Medicare Report Recommends Improving Records of Hospital Errors

A report found hundreds of hospital errors going unreported.

ByABC News
November 1, 2011, 4:54 AM

Nov. 6, 2011 -- Medicare inspectors must do a better job of tracking reports of serious mistakes in care at the nation's hospitals, as well as of informing rating agencies of the errors, according to a report released Tuesday by the agency's inspector general.

Hundreds of serious errors go unrecorded, the report found, because the inspectors who find problems at hospitals don't tell the national agencies that accredit hospitals. That means that those hospitals continue to participate in Medicare and that they don't learn from their mistakes, Inspector General Daniel Levinson writes.

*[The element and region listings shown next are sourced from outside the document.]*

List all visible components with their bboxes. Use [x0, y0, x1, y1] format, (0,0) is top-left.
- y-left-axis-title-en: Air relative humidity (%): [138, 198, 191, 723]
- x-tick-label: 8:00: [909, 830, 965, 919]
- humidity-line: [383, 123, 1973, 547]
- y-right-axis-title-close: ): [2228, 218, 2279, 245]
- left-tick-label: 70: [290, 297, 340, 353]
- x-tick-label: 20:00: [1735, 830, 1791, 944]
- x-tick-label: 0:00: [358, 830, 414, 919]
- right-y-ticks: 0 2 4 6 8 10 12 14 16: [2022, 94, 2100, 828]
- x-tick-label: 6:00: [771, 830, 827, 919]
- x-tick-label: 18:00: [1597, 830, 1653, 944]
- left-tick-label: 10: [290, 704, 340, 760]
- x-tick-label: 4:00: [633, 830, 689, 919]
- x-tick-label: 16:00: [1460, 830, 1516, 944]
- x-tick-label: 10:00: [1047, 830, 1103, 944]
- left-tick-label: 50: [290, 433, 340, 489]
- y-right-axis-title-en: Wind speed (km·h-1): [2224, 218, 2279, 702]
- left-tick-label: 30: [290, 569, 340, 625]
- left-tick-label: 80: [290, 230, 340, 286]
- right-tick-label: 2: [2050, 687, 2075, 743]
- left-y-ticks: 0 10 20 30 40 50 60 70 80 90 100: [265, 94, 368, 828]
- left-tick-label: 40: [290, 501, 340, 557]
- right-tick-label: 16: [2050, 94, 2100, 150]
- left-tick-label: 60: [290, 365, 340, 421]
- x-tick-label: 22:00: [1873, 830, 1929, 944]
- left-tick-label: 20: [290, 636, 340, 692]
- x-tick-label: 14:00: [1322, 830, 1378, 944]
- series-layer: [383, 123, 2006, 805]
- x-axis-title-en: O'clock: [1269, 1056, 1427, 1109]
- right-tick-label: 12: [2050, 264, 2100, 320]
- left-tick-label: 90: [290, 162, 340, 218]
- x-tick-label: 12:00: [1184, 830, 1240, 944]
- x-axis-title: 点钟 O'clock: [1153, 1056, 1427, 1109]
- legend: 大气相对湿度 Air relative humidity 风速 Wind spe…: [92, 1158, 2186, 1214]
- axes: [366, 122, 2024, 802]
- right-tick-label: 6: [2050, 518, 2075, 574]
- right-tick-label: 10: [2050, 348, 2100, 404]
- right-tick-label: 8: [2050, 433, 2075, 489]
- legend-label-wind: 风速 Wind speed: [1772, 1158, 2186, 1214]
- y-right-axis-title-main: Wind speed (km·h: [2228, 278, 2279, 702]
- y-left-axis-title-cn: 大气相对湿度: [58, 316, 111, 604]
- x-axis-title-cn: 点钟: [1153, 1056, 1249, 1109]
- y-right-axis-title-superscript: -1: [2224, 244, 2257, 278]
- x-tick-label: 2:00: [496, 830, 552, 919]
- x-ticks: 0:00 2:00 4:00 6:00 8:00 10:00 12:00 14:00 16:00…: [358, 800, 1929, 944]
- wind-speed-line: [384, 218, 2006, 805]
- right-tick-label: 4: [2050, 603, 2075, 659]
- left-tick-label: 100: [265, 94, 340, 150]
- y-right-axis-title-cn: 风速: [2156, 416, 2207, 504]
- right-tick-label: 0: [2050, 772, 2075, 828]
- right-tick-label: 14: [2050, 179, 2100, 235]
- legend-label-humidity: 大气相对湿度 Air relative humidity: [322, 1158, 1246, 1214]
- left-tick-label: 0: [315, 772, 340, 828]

Also, Levinson writes, no one tracks the effectiveness of policy changes or how the hospitals actually correct mistakes.

Last year, the inspector general found that 15,000 Medicare patients die each month in part because of the treatment they receive in a hospital. Tuesday's report focuses on the worst errors — or "immediate jeopardy complaints." They include surgical fires, patient suicides, sexual assault, surgeries performed on the wrong patients and medical instruments left inside a patient after a surgery.

State survey and certification agencies check complaints and are supposed to report them to the Centers for Medicare and Medicaid Services (CMS). That should lead to a review to determine whether the hospital has fixed the problem and will still be allowed to work with Medicare.

However, the report shows, CMS regional offices notified hospital accreditors of only 28 of the 88 sampled immediate jeopardy complaints.

State agencies also only required the hospitals to provide performance data for one of the 19 cases that required corrective plans.

In some cases, state agencies did not inform the hospitals of the nature of the mistake, because they wanted to protect the complainant's identity. That meant the hospitals did not know what they needed to fix.

Researchers did not look at why the problems were occurring, according to IG officials, which raised the possibility that it could have been an oversight or the result of unclear instructions from CMS.

Levinson recommends the following steps:

•CMS should evaluate compliance with quality-assurance measurements.

•State agencies should monitor hospitals' improvements.

•CMS should make it clear that state agencies tell hospitals what mistakes they've made.

•CMS should notify accreditors when hospitals make mistakes.

In a response to Levinson, Medicare Administrator Don Berwick said that he agrees with the recommendations and that several improvement have already been made.

Both Levinson and Berwick said a new program, the Partnership for Patients, focuses on patient safety and should help with the reporting issues.